Three Book Titles I’d Like To See in 2009
February 18, 2009No surprise, we are in the midst of an economic downturn. What are the three actions being taken by every company in this recessionary climate? No surprise:
1. Control costs, mostly by cutting back spending and reducing staff
2. Dump customers, keeping only the largest, most profitable ones
3. Stay the course, hoping to ride out the storm
Not much of a strategy, then again, many CEOs running companies today haven’t weathered an economic storm like this one. It’s a fair bet that none of the Fortune 1000 executive ranks were managing a P&L during the Great Depression. So we’re all in new territory, but everyone is relying on the old strategic formula. Old habits die hard.
The playbooks and management strategies we’ve turned to in bull-driven, steady growth markets, those catchy business book titles from Competitive Advantage to Core Competencies to Quality Circles to Reengineering the Corporation to Customer Focus, need to make room on the shelf for a new breed of thinking.
Here are three business book titles I’d like to see hitting the shelves this year and what they would cover:
The Biology of Pricing: Profits Under The Microscopic
Most managers elect to focus on their company’s core competencies during troubled times. But do you even know what your core competencies really are? Forget hosting executive off-sites or surveying your employee base. Your core competency is right in front of you, in every pricing decision you make. If you can dig into transaction data, understanding your pricing decisions and resulting margins for each sale, you have the foundation needed to distill what you are really good at, who you are best at delivering value to, and where you should invest and divest your operations.

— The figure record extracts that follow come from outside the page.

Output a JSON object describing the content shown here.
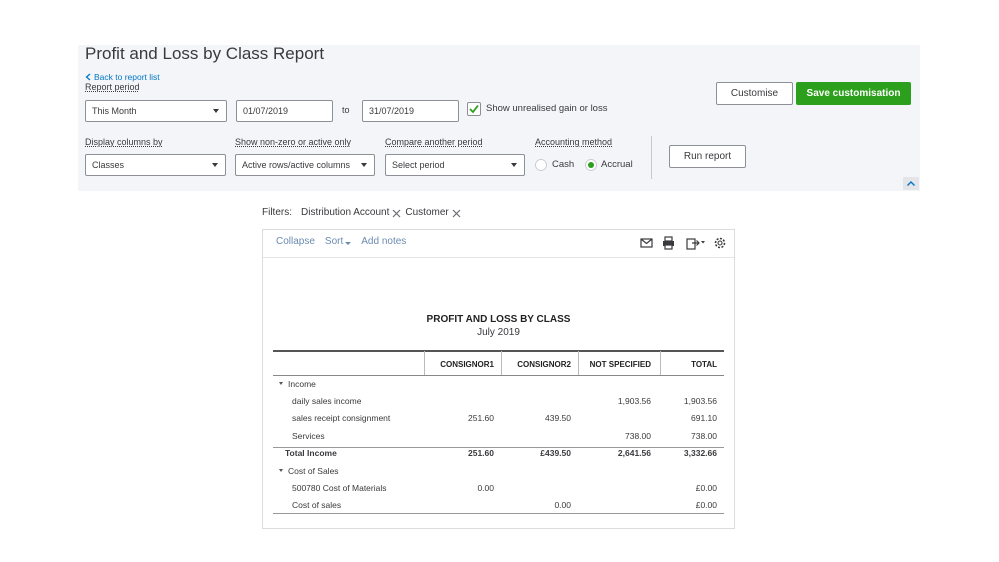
{
  "header": {
    "title": "Profit and Loss by Class Report",
    "back_link": "Back to report list"
  },
  "controls": {
    "report_period_label": "Report period",
    "period": "This Month",
    "from_date": "01/07/2019",
    "to_label": "to",
    "to_date": "31/07/2019",
    "unrealised": "Show unrealised gain or loss",
    "customise": "Customise",
    "save_customisation": "Save customisation",
    "display_columns_label": "Display columns by",
    "display_columns": "Classes",
    "show_nonzero_label": "Show non-zero or active only",
    "show_nonzero": "Active rows/active columns",
    "compare_label": "Compare another period",
    "compare": "Select period",
    "accounting_label": "Accounting method",
    "cash": "Cash",
    "accrual": "Accrual",
    "run_report": "Run report"
  },
  "filters": {
    "label": "Filters:",
    "items": [
      "Distribution Account",
      "Customer"
    ]
  },
  "toolbar": [
    "Collapse",
    "Sort",
    "Add notes"
  ],
  "report": {
    "title": "PROFIT AND LOSS BY CLASS",
    "subtitle": "July 2019",
    "columns": [
      "CONSIGNOR1",
      "CONSIGNOR2",
      "NOT SPECIFIED",
      "TOTAL"
    ],
    "rows": [
      {
        "kind": "section",
        "label": "Income",
        "values": [
          null,
          null,
          null,
          null
        ]
      },
      {
        "kind": "item",
        "label": "daily sales income",
        "values": [
          null,
          null,
          "1,903.56",
          "1,903.56"
        ]
      },
      {
        "kind": "item",
        "label": "sales receipt consignment",
        "values": [
          "251.60",
          "439.50",
          null,
          "691.10"
        ]
      },
      {
        "kind": "item",
        "label": "Services",
        "values": [
          null,
          null,
          "738.00",
          "738.00"
        ]
      },
      {
        "kind": "total",
        "label": "Total Income",
        "values": [
          "251.60",
          "£439.50",
          "2,641.56",
          "3,332.66"
        ]
      },
      {
        "kind": "section",
        "label": "Cost of Sales",
        "values": [
          null,
          null,
          null,
          null
        ]
      },
      {
        "kind": "item",
        "label": "500780 Cost of Materials",
        "values": [
          "0.00",
          null,
          null,
          "£0.00"
        ]
      },
      {
        "kind": "item",
        "label": "Cost of sales",
        "values": [
          null,
          "0.00",
          null,
          "£0.00"
        ]
      }
    ]
  }
}
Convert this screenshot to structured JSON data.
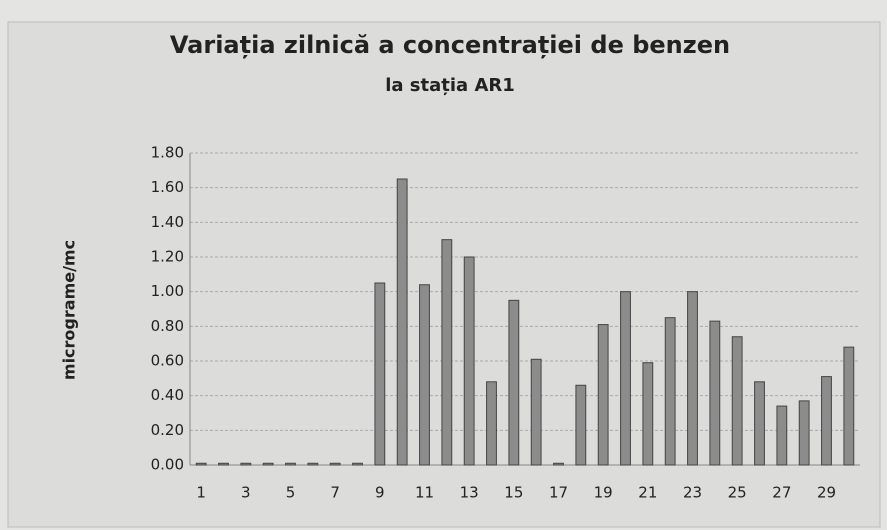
{
  "chart_data": {
    "type": "bar",
    "title": "Variația zilnică a concentrației de benzen",
    "subtitle": "la stația AR1",
    "y_label": "micrograme/mc",
    "categories": [
      "1",
      null,
      "3",
      null,
      "5",
      null,
      "7",
      null,
      "9",
      null,
      "11",
      null,
      "13",
      null,
      "15",
      null,
      "17",
      null,
      "19",
      null,
      "21",
      null,
      "23",
      null,
      "25",
      null,
      "27",
      null,
      "29",
      null
    ],
    "values": [
      0.01,
      0.01,
      0.01,
      0.01,
      0.01,
      0.01,
      0.01,
      0.01,
      1.05,
      1.65,
      1.04,
      1.3,
      1.2,
      0.48,
      0.95,
      0.61,
      0.01,
      0.46,
      0.81,
      1.0,
      0.59,
      0.85,
      1.0,
      0.83,
      0.74,
      0.48,
      0.34,
      0.37,
      0.51,
      0.68
    ],
    "color": "#8c8c8c",
    "ylim": [
      0,
      1.8
    ],
    "yticks": [
      {
        "value": 0,
        "label": "0.00"
      },
      {
        "value": 0.2,
        "label": "0.20"
      },
      {
        "value": 0.4,
        "label": "0.40"
      },
      {
        "value": 0.6,
        "label": "0.60"
      },
      {
        "value": 0.8,
        "label": "0.80"
      },
      {
        "value": 1.0,
        "label": "1.00"
      },
      {
        "value": 1.2,
        "label": "1.20"
      },
      {
        "value": 1.4,
        "label": "1.40"
      },
      {
        "value": 1.6,
        "label": "1.60"
      },
      {
        "value": 1.8,
        "label": "1.80"
      }
    ],
    "grid": true
  }
}
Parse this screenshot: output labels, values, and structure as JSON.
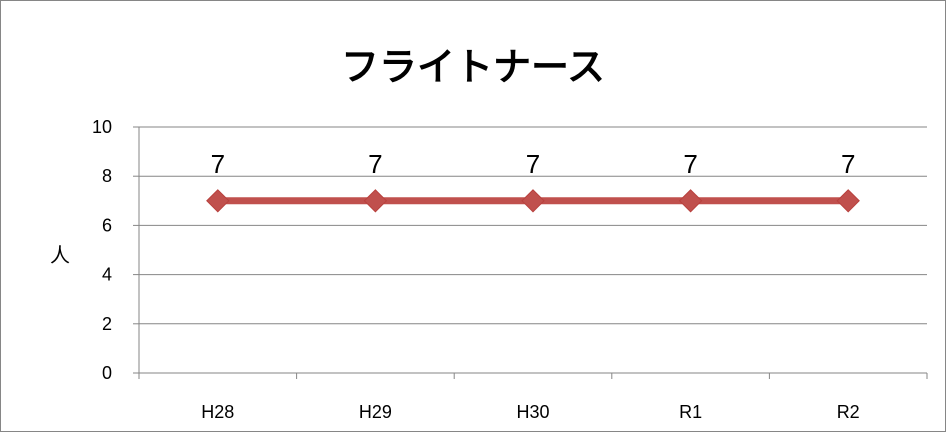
{
  "chart_data": {
    "type": "line",
    "title": "フライトナース",
    "ylabel": "人",
    "xlabel": "",
    "categories": [
      "H28",
      "H29",
      "H30",
      "R1",
      "R2"
    ],
    "values": [
      7,
      7,
      7,
      7,
      7
    ],
    "ylim": [
      0,
      10
    ],
    "yticks": [
      0,
      2,
      4,
      6,
      8,
      10
    ],
    "grid": true,
    "legend": "none",
    "data_labels": true,
    "line_color": "#c0504d"
  }
}
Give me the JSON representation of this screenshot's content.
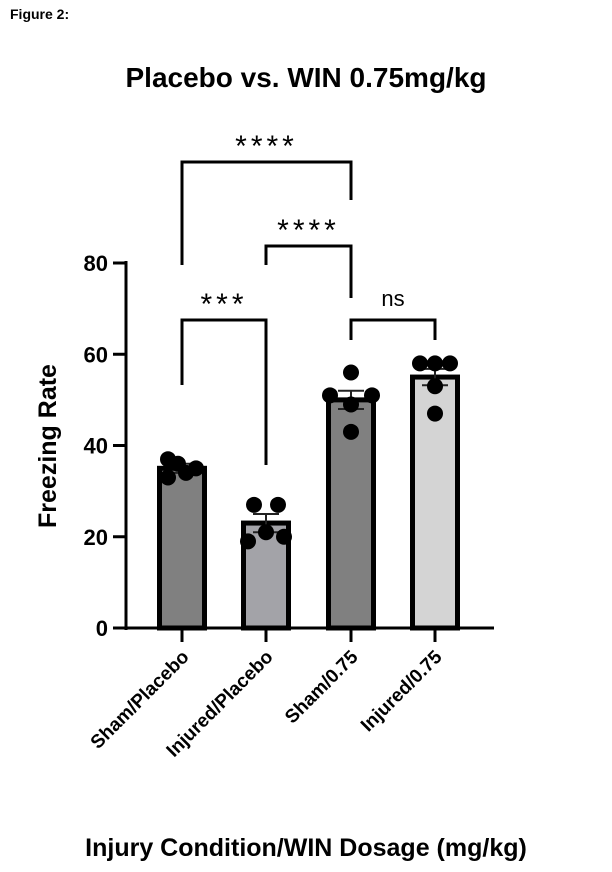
{
  "figure_label": "Figure 2:",
  "chart_data": {
    "type": "bar",
    "title": "Placebo vs. WIN 0.75mg/kg",
    "xlabel": "Injury Condition/WIN Dosage (mg/kg)",
    "ylabel": "Freezing  Rate",
    "ylim": [
      0,
      80
    ],
    "yticks": [
      0,
      20,
      40,
      60,
      80
    ],
    "grid": false,
    "categories": [
      "Sham/Placebo",
      "Injured/Placebo",
      "Sham/0.75",
      "Injured/0.75"
    ],
    "values": [
      35,
      23,
      50,
      55
    ],
    "sem": [
      1.0,
      2.0,
      2.0,
      1.8
    ],
    "bar_colors": [
      "#808080",
      "#a3a3a8",
      "#808080",
      "#d4d4d4"
    ],
    "points": [
      [
        37,
        36,
        34,
        35,
        33
      ],
      [
        27,
        27,
        19,
        21,
        20
      ],
      [
        56,
        51,
        51,
        49,
        43
      ],
      [
        58,
        58,
        58,
        53,
        47
      ]
    ],
    "comparisons": [
      {
        "groups": [
          "Sham/Placebo",
          "Sham/0.75"
        ],
        "label": "****"
      },
      {
        "groups": [
          "Injured/Placebo",
          "Sham/0.75"
        ],
        "label": "****"
      },
      {
        "groups": [
          "Sham/Placebo",
          "Injured/Placebo"
        ],
        "label": "***"
      },
      {
        "groups": [
          "Sham/0.75",
          "Injured/0.75"
        ],
        "label": "ns"
      }
    ]
  }
}
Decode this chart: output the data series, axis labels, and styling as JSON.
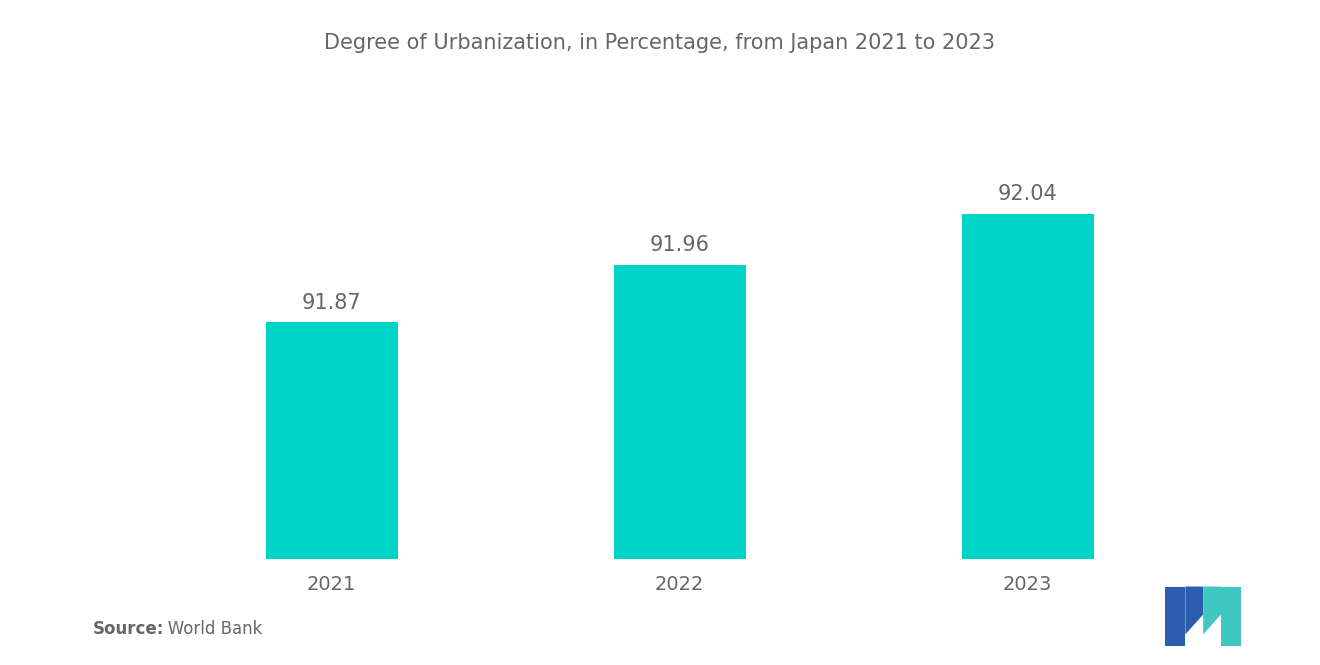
{
  "title": "Degree of Urbanization, in Percentage, from Japan 2021 to 2023",
  "categories": [
    "2021",
    "2022",
    "2023"
  ],
  "values": [
    91.87,
    91.96,
    92.04
  ],
  "bar_color": "#00D4C8",
  "background_color": "#ffffff",
  "value_color": "#666666",
  "title_color": "#666666",
  "xlabel_color": "#666666",
  "source_bold": "Source:",
  "source_normal": "   World Bank",
  "ylim_min": 91.5,
  "ylim_max": 92.25,
  "bar_width": 0.38,
  "value_fontsize": 15,
  "title_fontsize": 15,
  "xlabel_fontsize": 14,
  "source_fontsize": 12,
  "logo_blue": "#2B5CAD",
  "logo_teal": "#3EC8C0"
}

Look at your price waterfalls, segment your prices and margins by customer and product, and take a look at what’s really driving your company’s profitability. Don’t forget to include trade spend, discounts and rebates, receivables and bad debt costs in your analysis. The resulting visibility will guide you in building a strong foundation around your true competencies and will allow your company not only to survive the storm, but to thrive when the economy turns around.
Cost Cutting vs. Precision Pricing: The Enlightened Road to Victory
Cutting costs are easy. It’s one thing you can control. But it’s not the most significant lever in the profitability equation. Price is. And even if you do turn to cost-cutting, be wary of cutting across the board. Today’s accounting rules and financial statements often hide the true dynamics between costs and production. Again, this is where a thorough study of transactional pricing comes in handy. By digging in to your pricing decisions, you can develop an alternative view to your cost structure that helps you determine which areas of the business are most profitable, and those that are a financial burden. Cutting is a necessary part of growing a business. But remember, trimming the sails is very different than tossing the crew overboard. Make incisions from insight.
Firing Failing Customers
During tough times, most companies will hold onto all their customers and all that revenue, even if it means giving away services, cutting prices or offering additional incentives. Under the guise of improved customer loyalty, many companies kill their profitability by giving away the store. What’s worse is how much is given away to the unprofitable customers that should’ve been fired long ago. Customer profitability is like religion, it is a powerful motivator, but not something easily understood, let alone put into practice. But now is the time, and it starts with prices. Transaction level pricing insight is the precursor to understanding customer profitability. Once again, if you can determine margin contribution on individual pricing decisions by product, customer segment, you’re well on your way to determining which customers to keep and which to fire. And by all means, fire the bad customers immediately. They’ll come back when they are ready, and when you are ready, too.
The common theme, of course, is that business success and profits all lead back to optimizing your pricing decisions. The books recommended should become required reading for managers today.
In these dark times, what business book titles would you like to see?